Вернер фон Шлиден довольно улыбался: вечер получился отличный. Стол был отменный, напитков достаточно, а сделать это в осажденном Кенигсберге не так-то просто. И Лизхен с Гельмутом быстро нашли общий язык. Слава аллаху, вино и женщины хорошо развязывают языки.
Вскоре после того, как пришел Дитрих, Ирма вышла на кухню. За нею следом подался майор.
— Что у тебя общего с этим мерзавцем? — зло спросила она, швыряя тарелки с закуской на поднос.

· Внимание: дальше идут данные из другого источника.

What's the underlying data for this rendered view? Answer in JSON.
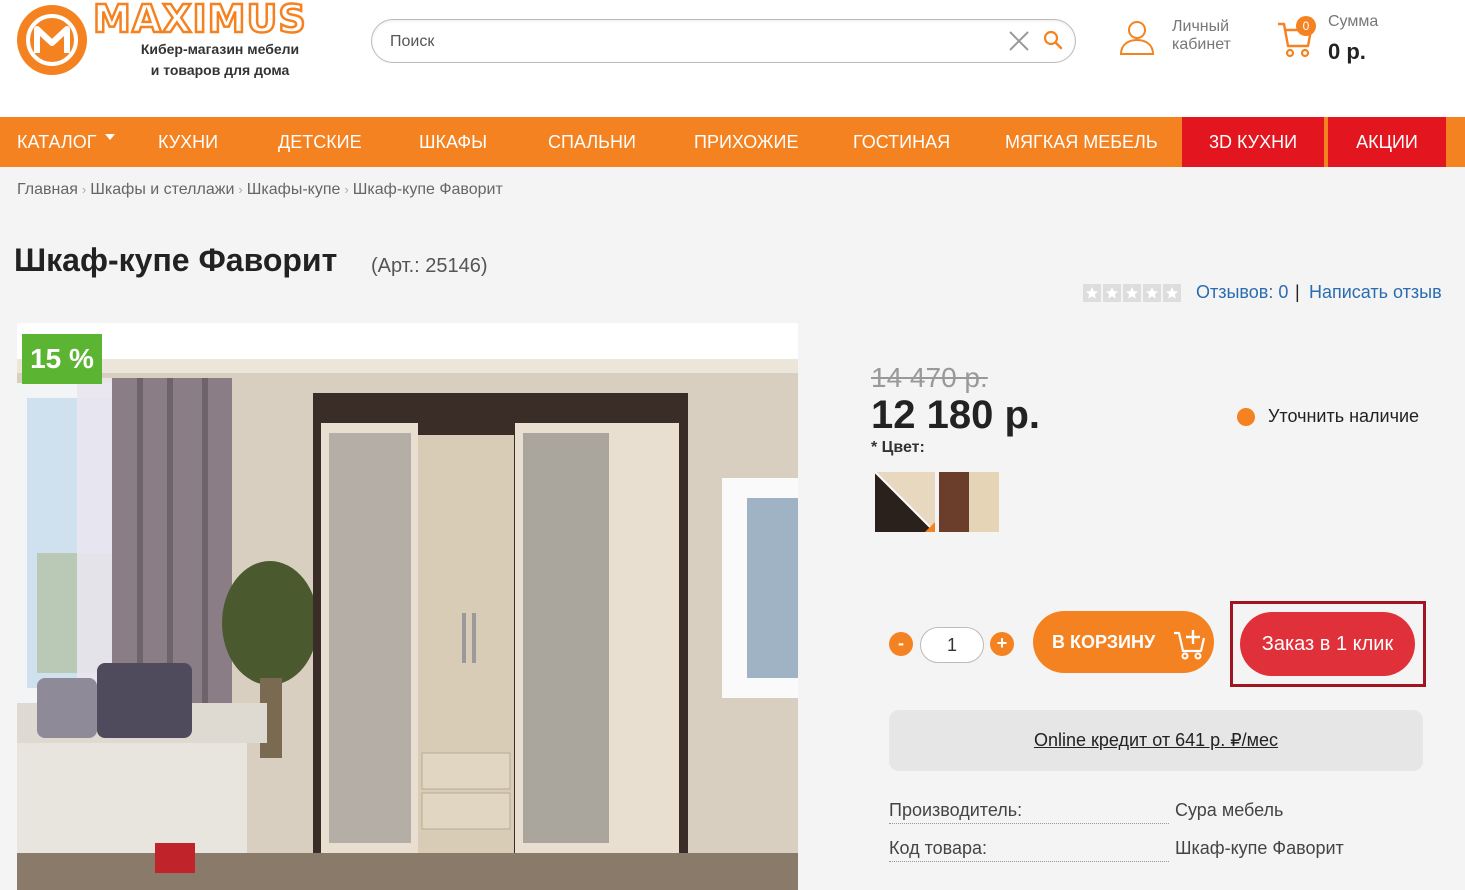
{
  "brand": {
    "name": "MAXIMUS",
    "tagline_line1": "Кибер-магазин мебели",
    "tagline_line2": "и товаров для дома"
  },
  "search": {
    "placeholder": "Поиск"
  },
  "account": {
    "line1": "Личный",
    "line2": "кабинет"
  },
  "cart": {
    "count": "0",
    "sum_label": "Сумма",
    "sum_value": "0 р."
  },
  "nav": {
    "items": [
      {
        "label": "КАТАЛОГ"
      },
      {
        "label": "КУХНИ"
      },
      {
        "label": "ДЕТСКИЕ"
      },
      {
        "label": "ШКАФЫ"
      },
      {
        "label": "СПАЛЬНИ"
      },
      {
        "label": "ПРИХОЖИЕ"
      },
      {
        "label": "ГОСТИНАЯ"
      },
      {
        "label": "МЯГКАЯ МЕБЕЛЬ"
      },
      {
        "label": "3D КУХНИ"
      },
      {
        "label": "АКЦИИ"
      }
    ]
  },
  "breadcrumb": [
    "Главная",
    "Шкафы и стеллажи",
    "Шкафы-купе",
    "Шкаф-купе Фаворит"
  ],
  "breadcrumb_sep": "›",
  "product": {
    "title": "Шкаф-купе Фаворит",
    "sku": "(Арт.: 25146)",
    "rating": 0,
    "reviews": "Отзывов: 0",
    "review_sep": "|",
    "write_review": "Написать отзыв",
    "discount": "15 %",
    "old_price": "14 470 р.",
    "price": "12 180 р.",
    "availability": "Уточнить наличие",
    "color_label": "* Цвет:",
    "colors": [
      "венге / беленый дуб",
      "орех / дуб молочный"
    ],
    "quantity": "1",
    "qty_minus": "-",
    "qty_plus": "+",
    "add_to_cart": "В КОРЗИНУ",
    "one_click": "Заказ в 1 клик",
    "credit": "Online кредит от 641 р. ₽/мес",
    "specs": [
      {
        "key": "Производитель:",
        "value": "Сура мебель"
      },
      {
        "key": "Код товара:",
        "value": "Шкаф-купе Фаворит"
      }
    ]
  },
  "colors": {
    "orange": "#f58220",
    "red": "#e3151e",
    "green": "#5cb532",
    "link": "#2b6cb0"
  }
}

— Ирма, дорогая, ведь мы договорились с тобой! Будь умницей… Ты ведь знала, что будет Гельмут. Так надо, пойми меня. Бери пример с Лизхен. Она просто расцвела при виде такого бравого молодца.
— Лизхен — курица. Может быть, и мне прикажешь строить ему глазки, да?
— Перестань, Ирма. Ты хозяйка в этом доме и веди себя как хозяйка.
Вернер обнял Ирму и притянул к себе.
— Ты у меня хорошая, добрая, умная, — сказал он. — Знаешь, не всегда приходится делать то, что тебе нравится… Я очень устал сегодня, очень устал, маленькая. И будь повеселее.
— Ты знаешь, Вернер, сегодня произошла странная история, — сказала Ирма. — У меня есть двоюродный брат, его зовут Альфред, Альфред Шернер. Он давно служит в СС, еще до войны. Вернее, служил…
— Погиб на фронте? — спросил фон Шлиден.
— Тут все не так просто, — задумчиво произнесла Ирма. — Я была еще маленькой девочкой, а мой кузен вовсю уже разгуливал по Тильзиту в коричневой рубашке. Потом перебрался в Кенигсберг, позднее забрал свою мать, тетю Ильзу, отец его погиб под Верденом… За все это время мы почти не виделись с Альфредом, но я помнила, что в мои детские годы он всегда был добр ко мне. И вот месяц назад я узнаю от тети Ильзы, что штурмбанфюрер Альфред Шернер погиб смертью героя на Восточном фронте. А сегодня…
— Что произошло сегодня, моя маленькая? — ласково спросил Вернер.
— Сегодня я встретила Альфреда на Шиденбургштрассе!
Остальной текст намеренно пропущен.